Todos miraron hacia el sitio vacío de Dam. Pronto las cabezas comenzaron a girar en todas direcciones, buscando donde podría estar. Pero no estaba en la clase. ¿Cómo podía haberse esfumado de la nada?

- Bueno, cálmense – dijo el profesor ante la algarabía que se estaba formando – tal vez simplemente no ha venido. (lo dijo con poca fe).

  • ¡Claro que ha venido! Precisamente ha entrado el último. Yo lo vi entrar.
  • ¡Yo también!
Después de varios minutos de desconcierto, finalmente todos se calmaron. “Ya aparecerá, sigamos con la clase, por favor” - dijo el profesor, que tenía prisa por adelantar temario. Y la clase continuó. El profesor hablaba, pero nadie le escuchaba. Todos y cada uno de ellos pensaban en Dam y en aquel extraordinario acontecimiento. Los más racionales pensaban que aquello tendría alguna explicación. Los más fantasiosos se entregaban a las hipótesis más surrealistas.
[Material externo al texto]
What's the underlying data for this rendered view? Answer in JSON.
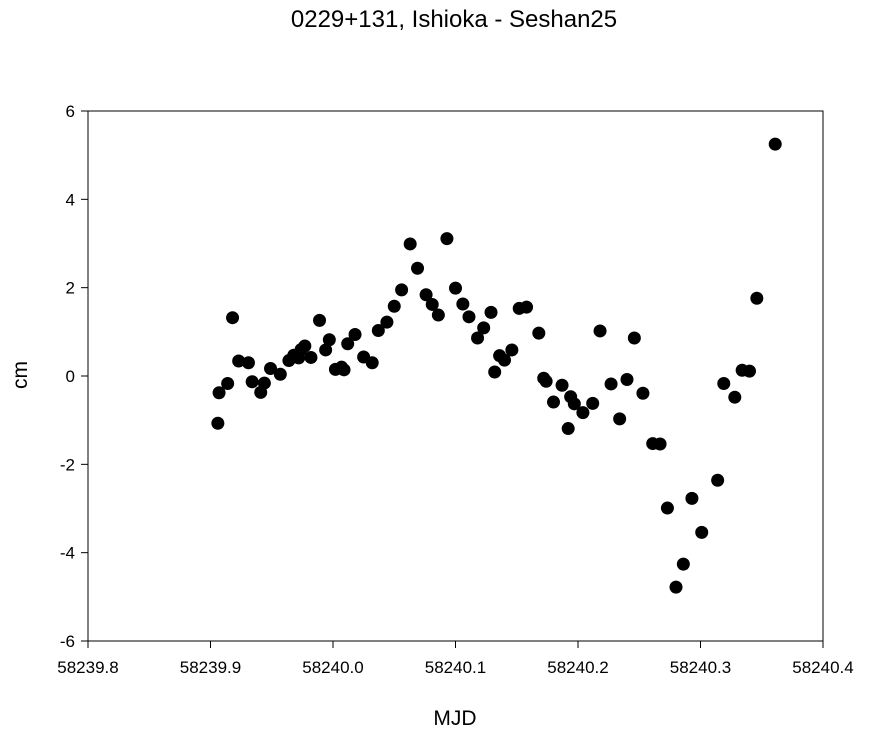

Ya tenían un interesante tema de conversación, así que preparaban sus discursos al respecto. Sus amigos cercanos se preocupaban por él. Quienes estaban sentados cerca de él y vieron como su cuerpo desaparecía, no podían asimilar lo que habían visto. Pablo se preguntaba si habría ido a parar a un universo paralelo... 

Pero entre todos, quien estaba más inquieta era Araceli, que estaba enamorada de Dam desde que empezó el curso pero no se lo había dicho a nadie, y menos a él. Ahora estaba muy nerviosa. Notaba cosquilleos en su cuerpo, sensaciones extrañas que no comprendía. Araceli además era una chica con ciertas facultades especiales, podía sentir o intuir cosas que los demás no notaban. Y esta vez sentía algo con mucha fuerza. Sentía su presencia. Él estaba allí, no se había ido, tan claro como el sol que brillaba en la ventana. Sentía que Dam había ido a parar a alguna dimensión desde la que podía observarla... y lo que más le llamaba la atención era el cosquilleo y la piel de gallina que sentía en todo su cuerpo. Era como si, desde otra dimensión, desde otro mundo, Dam estuviera allí acariciándola en secreto.